Find Patterns in a Text File Using Regular Expressions
This recipe demonstrates how to use the command line 'Grep' command and regular expressions to find patterns within a plain text file.
- Download a copy of the text file(s)
- Open a shell or terminal
- In general you will use commands that look like grep “PATTERN” filename.txt
- the PATTERN is the Regular expression
- Using our example of Alice’s Adventures in Wonderland, here are some examples of searches you could execute using regular expressions:
- To find every instance of the word “waistcoat” in the file the command would be:
- grep “waistcoat” 11.txt
- To find every two-letter word that ends in ‘t’ (such as it, at) the command would be:
- grep “ .t “ 11.txt
- The dot matches exactly one character
- To find all of the words that end in ‘ed’ the command would be:
- grep “.*ed “ 11.txt
- The dot matches exactly one character and the star says 0 or more copies of the preceding character
- To find either the word ‘she’ or ‘the’ in the text, the command would be:
- grep “ [st]he “ 11.txt
- The square brackets will match ‘he’ with either ‘s’ or ‘t’ as the first character. It will not match the word ‘he’

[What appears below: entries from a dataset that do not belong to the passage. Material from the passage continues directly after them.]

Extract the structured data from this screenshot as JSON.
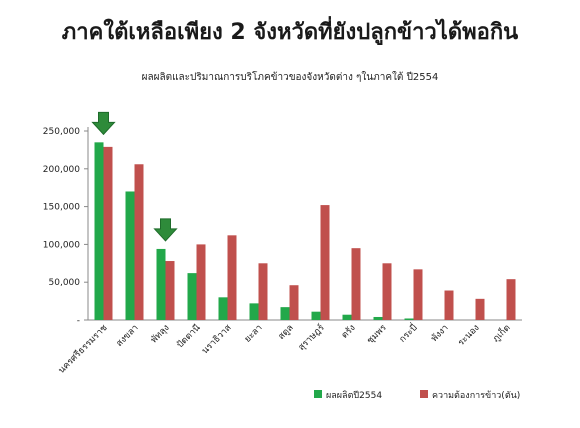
{
  "headline": "ภาคใต้เหลือเพียง 2 จังหวัดที่ยังปลูกข้าวได้พอกิน",
  "chart_data": {
    "type": "bar",
    "title": "ผลผลิตและปริมาณการบริโภคข้าวของจังหวัดต่าง ๆในภาคใต้ ปี2554",
    "xlabel": "",
    "ylabel": "",
    "ylim": [
      0,
      250000
    ],
    "yticks": [
      "-",
      "50,000",
      "100,000",
      "150,000",
      "200,000",
      "250,000"
    ],
    "categories": [
      "นครศรีธรรมราช",
      "สงขลา",
      "พัทลุง",
      "ปัตตานี",
      "นราธิวาส",
      "ยะลา",
      "สตูล",
      "สุราษฎร์",
      "ตรัง",
      "ชุมพร",
      "กระบี่",
      "พังงา",
      "ระนอง",
      "ภูเก็ต"
    ],
    "series": [
      {
        "name": "ผลผลิตปี2554",
        "color": "#22a84a",
        "values": [
          235000,
          170000,
          94000,
          62000,
          30000,
          22000,
          17000,
          11000,
          7000,
          4000,
          2000,
          0,
          0,
          0
        ]
      },
      {
        "name": "ความต้องการข้าว(ตัน)",
        "color": "#c0504d",
        "values": [
          229000,
          206000,
          78000,
          100000,
          112000,
          75000,
          46000,
          152000,
          95000,
          75000,
          67000,
          39000,
          28000,
          54000
        ]
      }
    ],
    "highlighted_categories": [
      "นครศรีธรรมราช",
      "พัทลุง"
    ],
    "arrow_color": "#2e8b3a",
    "grid": false,
    "legend_position": "bottom-right"
  }
}
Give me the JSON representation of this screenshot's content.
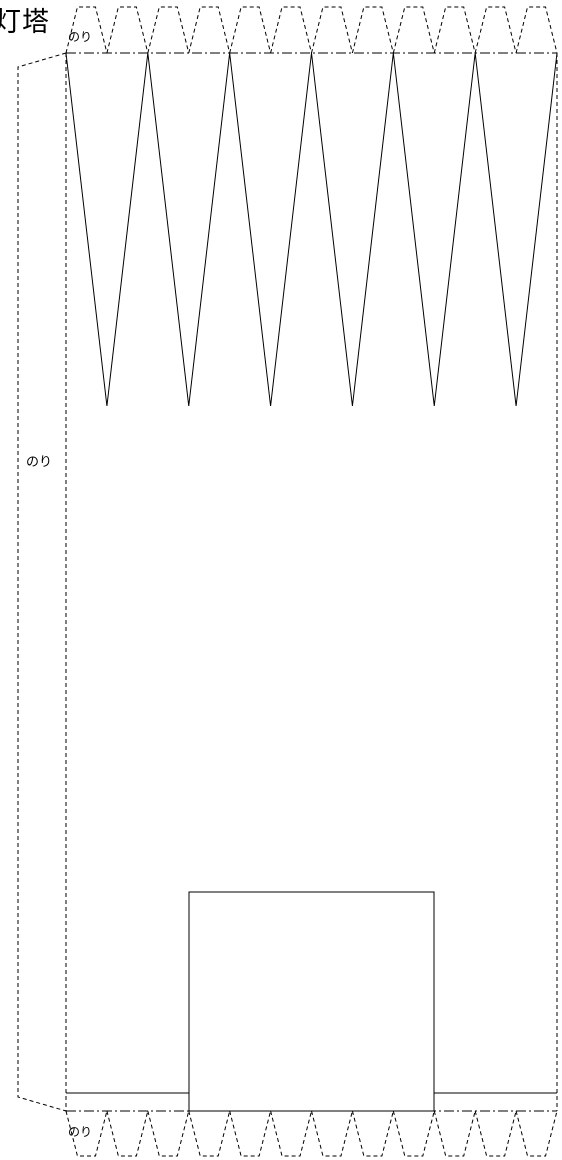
{
  "title": "灯塔",
  "glue": {
    "top": "のり",
    "side": "のり",
    "bottom": "のり"
  },
  "colors": {
    "line": "#000000",
    "background": "#ffffff"
  }
}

- If you wanted to search more than one text file, or a whole corpus the command would be:
- grep -R
The grep man page: on the terminal type “man grep” or online go to http://www.ss64.com/bash/grep.html
A good online tutorial is: A Tao of Regular Expressions Mastering Regular Expressions (by Jeffrey Friedl) - the O’Reilly manual for regular expressions (2nd edition published 2002)

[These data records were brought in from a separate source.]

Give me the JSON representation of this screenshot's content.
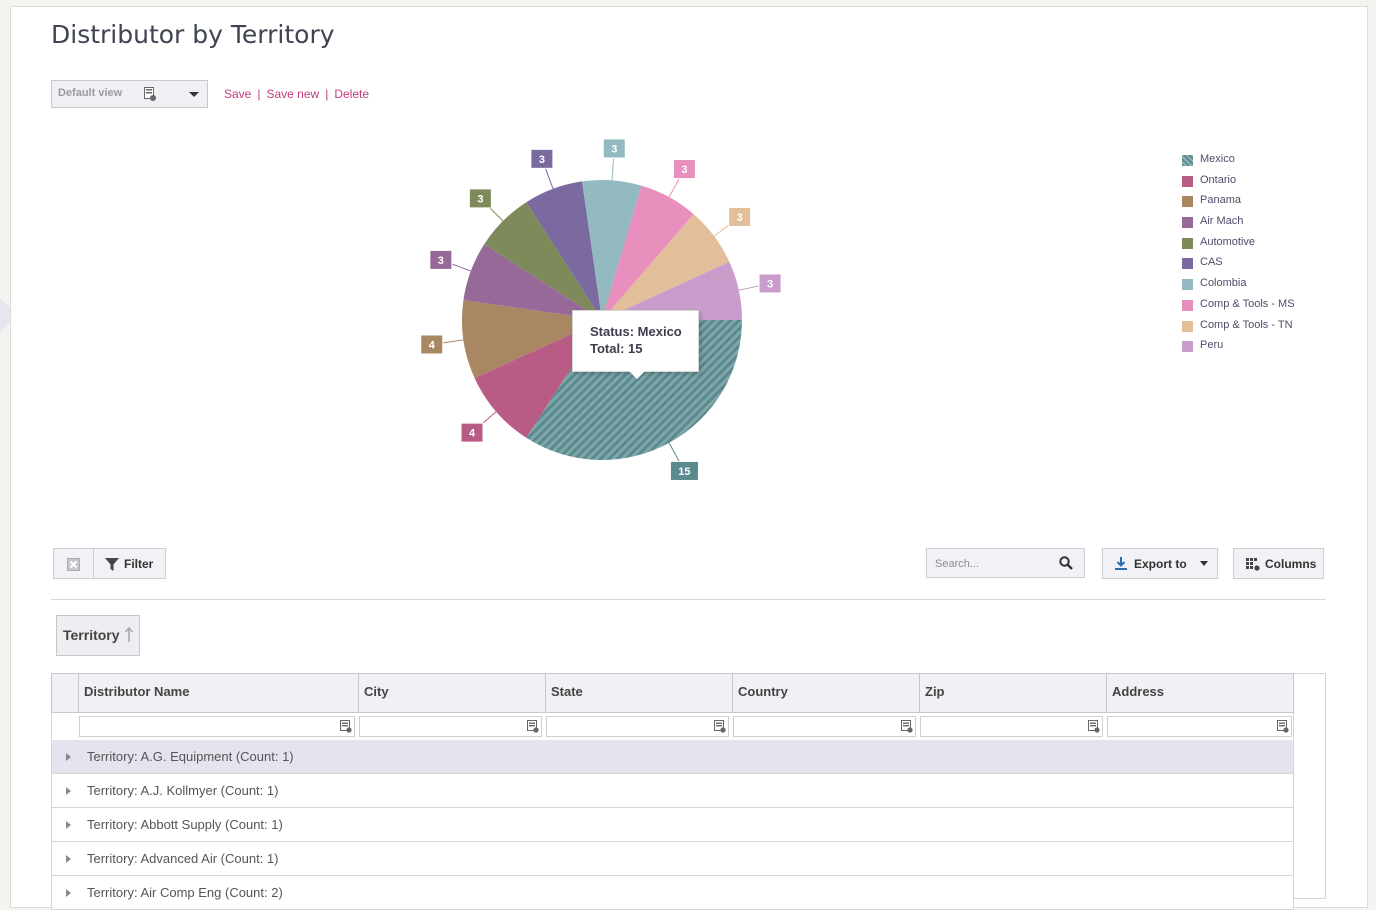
{
  "page": {
    "title": "Distributor by Territory"
  },
  "view": {
    "selected": "Default view",
    "save": "Save",
    "save_new": "Save new",
    "delete": "Delete"
  },
  "chart_data": {
    "type": "pie",
    "slices": [
      {
        "label": "Mexico",
        "value": 15,
        "color": "#5b8a8e",
        "pattern": "hatched"
      },
      {
        "label": "Ontario",
        "value": 4,
        "color": "#b85c86"
      },
      {
        "label": "Panama",
        "value": 4,
        "color": "#a98763"
      },
      {
        "label": "Air Mach",
        "value": 3,
        "color": "#966998"
      },
      {
        "label": "Automotive",
        "value": 3,
        "color": "#7f8a5a"
      },
      {
        "label": "CAS",
        "value": 3,
        "color": "#7b6aa0"
      },
      {
        "label": "Colombia",
        "value": 3,
        "color": "#92bac0"
      },
      {
        "label": "Comp & Tools - MS",
        "value": 3,
        "color": "#e98fbd"
      },
      {
        "label": "Comp & Tools - TN",
        "value": 3,
        "color": "#e3be9a"
      },
      {
        "label": "Peru",
        "value": 3,
        "color": "#c99ccb"
      }
    ],
    "tooltip": {
      "status": "Status: Mexico",
      "total": "Total: 15"
    }
  },
  "toolbar": {
    "filter": "Filter",
    "search_placeholder": "Search...",
    "export": "Export to",
    "columns": "Columns"
  },
  "grouping": {
    "label": "Territory"
  },
  "table": {
    "columns": [
      "Distributor Name",
      "City",
      "State",
      "Country",
      "Zip",
      "Address"
    ],
    "groups": [
      "Territory: A.G. Equipment (Count: 1)",
      "Territory: A.J. Kollmyer (Count: 1)",
      "Territory: Abbott Supply (Count: 1)",
      "Territory: Advanced Air (Count: 1)",
      "Territory: Air Comp Eng (Count: 2)"
    ]
  }
}
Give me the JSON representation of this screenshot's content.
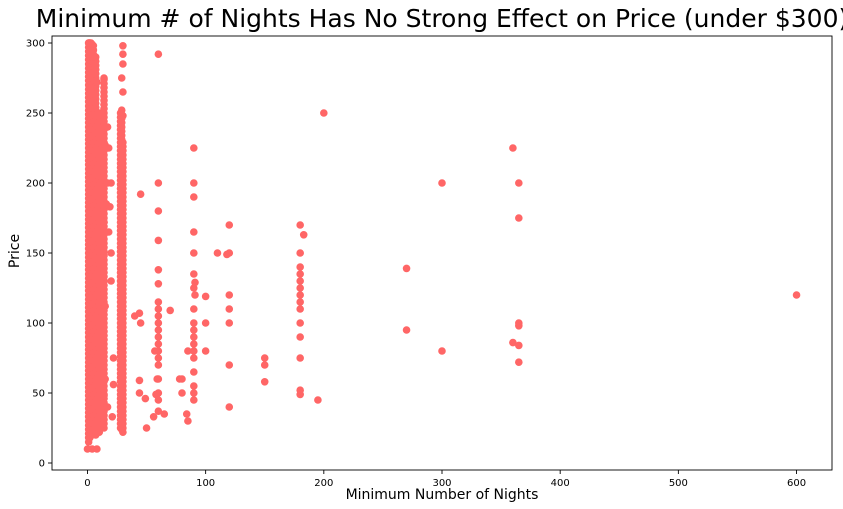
{
  "chart_data": {
    "type": "scatter",
    "title": "Minimum # of Nights Has No Strong Effect on Price (under $300)",
    "xlabel": "Minimum Number of Nights",
    "ylabel": "Price",
    "xlim": [
      -30,
      630
    ],
    "ylim": [
      -5,
      305
    ],
    "xticks": [
      0,
      100,
      200,
      300,
      400,
      500,
      600
    ],
    "yticks": [
      0,
      50,
      100,
      150,
      200,
      250,
      300
    ],
    "grid": false,
    "marker_color": "#ff6666",
    "columns": [
      {
        "x": 1,
        "min": 15,
        "max": 300
      },
      {
        "x": 2,
        "min": 18,
        "max": 300
      },
      {
        "x": 3,
        "min": 20,
        "max": 300
      },
      {
        "x": 4,
        "min": 20,
        "max": 300
      },
      {
        "x": 5,
        "min": 22,
        "max": 300
      },
      {
        "x": 7,
        "min": 20,
        "max": 290
      },
      {
        "x": 10,
        "min": 22,
        "max": 250
      },
      {
        "x": 14,
        "min": 25,
        "max": 275
      },
      {
        "x": 28,
        "min": 25,
        "max": 250
      },
      {
        "x": 29,
        "min": 24,
        "max": 250
      },
      {
        "x": 30,
        "min": 22,
        "max": 230
      }
    ],
    "points": [
      [
        0,
        10
      ],
      [
        4,
        10
      ],
      [
        8,
        10
      ],
      [
        1,
        300
      ],
      [
        2,
        300
      ],
      [
        3,
        300
      ],
      [
        5,
        295
      ],
      [
        4,
        290
      ],
      [
        6,
        285
      ],
      [
        2,
        275
      ],
      [
        7,
        273
      ],
      [
        8,
        272
      ],
      [
        14,
        275
      ],
      [
        3,
        265
      ],
      [
        5,
        258
      ],
      [
        9,
        250
      ],
      [
        10,
        238
      ],
      [
        13,
        250
      ],
      [
        12,
        225
      ],
      [
        15,
        227
      ],
      [
        17,
        240
      ],
      [
        18,
        225
      ],
      [
        11,
        200
      ],
      [
        12,
        197
      ],
      [
        17,
        200
      ],
      [
        16,
        185
      ],
      [
        14,
        172
      ],
      [
        13,
        160
      ],
      [
        20,
        200
      ],
      [
        19,
        183
      ],
      [
        18,
        165
      ],
      [
        20,
        150
      ],
      [
        20,
        130
      ],
      [
        15,
        112
      ],
      [
        12,
        105
      ],
      [
        10,
        115
      ],
      [
        22,
        75
      ],
      [
        22,
        56
      ],
      [
        15,
        60
      ],
      [
        12,
        35
      ],
      [
        14,
        48
      ],
      [
        17,
        40
      ],
      [
        21,
        33
      ],
      [
        30,
        298
      ],
      [
        30,
        292
      ],
      [
        30,
        285
      ],
      [
        29,
        275
      ],
      [
        30,
        265
      ],
      [
        29,
        252
      ],
      [
        30,
        248
      ],
      [
        40,
        105
      ],
      [
        44,
        107
      ],
      [
        45,
        100
      ],
      [
        45,
        192
      ],
      [
        44,
        59
      ],
      [
        44,
        50
      ],
      [
        49,
        46
      ],
      [
        50,
        25
      ],
      [
        56,
        33
      ],
      [
        57,
        80
      ],
      [
        58,
        49
      ],
      [
        59,
        60
      ],
      [
        60,
        292
      ],
      [
        60,
        200
      ],
      [
        60,
        180
      ],
      [
        60,
        159
      ],
      [
        60,
        138
      ],
      [
        60,
        128
      ],
      [
        60,
        115
      ],
      [
        60,
        110
      ],
      [
        60,
        105
      ],
      [
        60,
        100
      ],
      [
        60,
        95
      ],
      [
        60,
        90
      ],
      [
        60,
        85
      ],
      [
        60,
        80
      ],
      [
        60,
        75
      ],
      [
        60,
        70
      ],
      [
        60,
        60
      ],
      [
        60,
        50
      ],
      [
        60,
        45
      ],
      [
        60,
        37
      ],
      [
        65,
        35
      ],
      [
        70,
        109
      ],
      [
        78,
        60
      ],
      [
        80,
        60
      ],
      [
        80,
        50
      ],
      [
        84,
        35
      ],
      [
        85,
        30
      ],
      [
        85,
        80
      ],
      [
        90,
        225
      ],
      [
        90,
        200
      ],
      [
        90,
        190
      ],
      [
        90,
        165
      ],
      [
        90,
        150
      ],
      [
        90,
        135
      ],
      [
        91,
        129
      ],
      [
        90,
        125
      ],
      [
        91,
        120
      ],
      [
        90,
        110
      ],
      [
        90,
        100
      ],
      [
        90,
        95
      ],
      [
        90,
        90
      ],
      [
        90,
        85
      ],
      [
        90,
        80
      ],
      [
        90,
        75
      ],
      [
        90,
        65
      ],
      [
        90,
        55
      ],
      [
        90,
        50
      ],
      [
        90,
        45
      ],
      [
        100,
        119
      ],
      [
        100,
        100
      ],
      [
        100,
        80
      ],
      [
        110,
        150
      ],
      [
        118,
        149
      ],
      [
        120,
        170
      ],
      [
        120,
        150
      ],
      [
        120,
        120
      ],
      [
        120,
        110
      ],
      [
        120,
        100
      ],
      [
        120,
        70
      ],
      [
        120,
        40
      ],
      [
        150,
        75
      ],
      [
        150,
        70
      ],
      [
        150,
        58
      ],
      [
        180,
        170
      ],
      [
        180,
        150
      ],
      [
        180,
        140
      ],
      [
        180,
        135
      ],
      [
        180,
        130
      ],
      [
        180,
        125
      ],
      [
        180,
        120
      ],
      [
        180,
        115
      ],
      [
        180,
        110
      ],
      [
        180,
        100
      ],
      [
        180,
        90
      ],
      [
        180,
        75
      ],
      [
        180,
        52
      ],
      [
        180,
        49
      ],
      [
        183,
        163
      ],
      [
        195,
        45
      ],
      [
        200,
        250
      ],
      [
        270,
        139
      ],
      [
        270,
        95
      ],
      [
        300,
        200
      ],
      [
        300,
        80
      ],
      [
        360,
        225
      ],
      [
        360,
        86
      ],
      [
        365,
        200
      ],
      [
        365,
        175
      ],
      [
        365,
        100
      ],
      [
        365,
        98
      ],
      [
        365,
        84
      ],
      [
        365,
        72
      ],
      [
        600,
        120
      ]
    ]
  }
}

Regular expressions can also be used in many different programming languages.
Things to look out for:
- Every program that implements regular expressions has slightly different syntax.
- Some patterns cannot be described with regular expressions. These often involve nested or paired elements.
- There are interesting connections between regular expressions, formal languages, and finite state machines or automata.
- Once you understand how to use regular expressions they can be used for searching and replacing in text editors.
- Using the UNIX or LINUX pipeline ( | ) character to string together (in sequence) multiple commands allows manipulations that would be difficult without specialized tools.